Web-oriented architecture (WOA)

Web-oriented architecture was coined in 2006 by Nick Gall of the Gartner Group. It is described as an extension of service-oriented architecture (SOA) but scoped specifically to web-based applications.

WOA is an architectural substyle of SOA that integrates systems and users via a web of globally linked hypermedia based on the architecture of the Web. This architecture emphasizes generality of interfaces (UIs and APIs) to achieve global network effects through five fundamental generic interface constraints:

  1. Identification of resources.

  2. Manipulation of resources through representations.

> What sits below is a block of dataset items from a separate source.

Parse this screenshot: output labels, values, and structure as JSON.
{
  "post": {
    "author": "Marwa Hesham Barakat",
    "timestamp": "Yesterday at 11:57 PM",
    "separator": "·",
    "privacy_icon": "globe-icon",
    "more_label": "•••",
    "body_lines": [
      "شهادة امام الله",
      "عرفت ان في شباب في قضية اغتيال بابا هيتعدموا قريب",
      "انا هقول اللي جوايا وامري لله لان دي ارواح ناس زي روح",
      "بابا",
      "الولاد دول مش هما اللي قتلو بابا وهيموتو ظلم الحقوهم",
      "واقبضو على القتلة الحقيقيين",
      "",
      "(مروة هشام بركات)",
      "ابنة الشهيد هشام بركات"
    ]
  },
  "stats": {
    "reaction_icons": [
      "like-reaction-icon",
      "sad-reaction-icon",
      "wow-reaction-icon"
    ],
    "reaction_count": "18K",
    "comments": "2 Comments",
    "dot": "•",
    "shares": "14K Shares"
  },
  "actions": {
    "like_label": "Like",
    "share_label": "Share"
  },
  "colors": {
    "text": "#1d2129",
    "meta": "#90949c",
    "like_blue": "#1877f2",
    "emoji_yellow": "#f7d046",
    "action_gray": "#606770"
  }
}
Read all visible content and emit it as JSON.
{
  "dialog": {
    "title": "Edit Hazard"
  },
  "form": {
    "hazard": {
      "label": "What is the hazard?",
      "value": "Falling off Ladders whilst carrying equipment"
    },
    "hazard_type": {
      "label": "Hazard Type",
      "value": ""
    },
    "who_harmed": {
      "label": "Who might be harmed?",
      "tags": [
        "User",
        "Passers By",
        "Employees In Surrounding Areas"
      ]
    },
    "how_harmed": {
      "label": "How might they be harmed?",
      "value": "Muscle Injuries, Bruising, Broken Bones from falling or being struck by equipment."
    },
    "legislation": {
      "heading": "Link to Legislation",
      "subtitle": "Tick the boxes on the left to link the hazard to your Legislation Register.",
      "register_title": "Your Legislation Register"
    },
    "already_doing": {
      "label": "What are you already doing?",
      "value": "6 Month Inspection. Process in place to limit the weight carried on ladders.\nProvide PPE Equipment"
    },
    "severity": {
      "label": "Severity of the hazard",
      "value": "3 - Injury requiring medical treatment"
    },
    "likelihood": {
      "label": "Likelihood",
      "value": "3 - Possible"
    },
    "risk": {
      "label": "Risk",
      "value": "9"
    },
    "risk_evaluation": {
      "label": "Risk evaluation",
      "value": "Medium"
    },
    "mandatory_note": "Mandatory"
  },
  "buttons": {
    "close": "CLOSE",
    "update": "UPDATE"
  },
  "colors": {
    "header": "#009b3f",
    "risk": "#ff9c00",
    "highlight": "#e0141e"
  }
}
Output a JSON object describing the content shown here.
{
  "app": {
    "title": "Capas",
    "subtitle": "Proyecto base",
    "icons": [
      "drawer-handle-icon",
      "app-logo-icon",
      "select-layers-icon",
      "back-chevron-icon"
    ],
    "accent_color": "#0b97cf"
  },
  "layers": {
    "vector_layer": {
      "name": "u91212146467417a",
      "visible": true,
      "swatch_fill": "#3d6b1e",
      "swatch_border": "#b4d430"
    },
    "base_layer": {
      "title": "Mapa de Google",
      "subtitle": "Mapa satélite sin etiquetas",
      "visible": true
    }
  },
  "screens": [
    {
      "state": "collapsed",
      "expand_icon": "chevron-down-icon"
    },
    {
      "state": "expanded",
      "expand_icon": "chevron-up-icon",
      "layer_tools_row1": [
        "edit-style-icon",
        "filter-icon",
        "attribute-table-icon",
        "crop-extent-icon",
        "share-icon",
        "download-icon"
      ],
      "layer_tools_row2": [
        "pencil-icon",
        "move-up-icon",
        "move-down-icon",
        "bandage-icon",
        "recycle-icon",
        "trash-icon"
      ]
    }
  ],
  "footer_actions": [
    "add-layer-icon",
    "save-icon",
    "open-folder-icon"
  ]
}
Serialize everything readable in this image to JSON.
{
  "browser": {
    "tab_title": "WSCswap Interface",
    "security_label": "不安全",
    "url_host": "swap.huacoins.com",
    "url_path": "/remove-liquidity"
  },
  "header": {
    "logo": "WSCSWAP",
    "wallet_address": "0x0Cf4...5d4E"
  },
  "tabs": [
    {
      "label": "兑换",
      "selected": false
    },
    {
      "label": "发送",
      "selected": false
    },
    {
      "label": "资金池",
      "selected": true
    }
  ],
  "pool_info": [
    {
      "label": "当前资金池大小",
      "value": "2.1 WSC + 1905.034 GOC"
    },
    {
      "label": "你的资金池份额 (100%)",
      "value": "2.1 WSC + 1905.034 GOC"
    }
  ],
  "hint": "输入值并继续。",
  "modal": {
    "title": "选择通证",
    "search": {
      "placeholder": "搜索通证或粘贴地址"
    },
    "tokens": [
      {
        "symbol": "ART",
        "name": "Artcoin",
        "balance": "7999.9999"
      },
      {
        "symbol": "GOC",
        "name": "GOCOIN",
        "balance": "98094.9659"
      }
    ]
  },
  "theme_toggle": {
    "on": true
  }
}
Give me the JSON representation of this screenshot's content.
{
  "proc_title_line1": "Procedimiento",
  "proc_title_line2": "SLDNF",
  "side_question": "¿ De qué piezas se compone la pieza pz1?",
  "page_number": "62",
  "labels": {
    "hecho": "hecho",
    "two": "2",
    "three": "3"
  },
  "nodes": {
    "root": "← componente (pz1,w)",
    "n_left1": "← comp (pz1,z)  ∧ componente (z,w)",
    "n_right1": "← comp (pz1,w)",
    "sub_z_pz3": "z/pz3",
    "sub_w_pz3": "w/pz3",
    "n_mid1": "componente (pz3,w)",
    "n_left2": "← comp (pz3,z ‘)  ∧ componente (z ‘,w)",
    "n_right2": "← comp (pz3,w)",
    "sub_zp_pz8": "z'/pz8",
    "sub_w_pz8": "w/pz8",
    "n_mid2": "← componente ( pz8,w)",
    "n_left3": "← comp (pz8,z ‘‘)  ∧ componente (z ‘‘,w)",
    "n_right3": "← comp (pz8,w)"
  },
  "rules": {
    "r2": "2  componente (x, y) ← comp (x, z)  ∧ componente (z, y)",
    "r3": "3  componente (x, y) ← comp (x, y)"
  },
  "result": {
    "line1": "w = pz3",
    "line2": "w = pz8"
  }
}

  3. Self-descriptive messages.

  4. Hypermedia as the engine of application state.

  5. Application neutrality.

— Nick Gall
https://web.archive.org/web/20081220010701/http://blogs.gartner.com/nick_gall/2008/11/19/woa-putting-the-web-back-in-web-services/

The five interface constraints are an extension of the constraints of the uniform interface of REST as described in Roy Fielding’s thesis. "Application neutrality" is a new constraint, but one that the Gartner team considered to be implicit in REST.

Thus, web-oriented architecture could be described as a blend of SOA and REST constraints. In addition, WOA leverages [HTTP] and other web standards.

Resource-oriented architecture (ROA) is a similar architectural style that is also based on REST principles.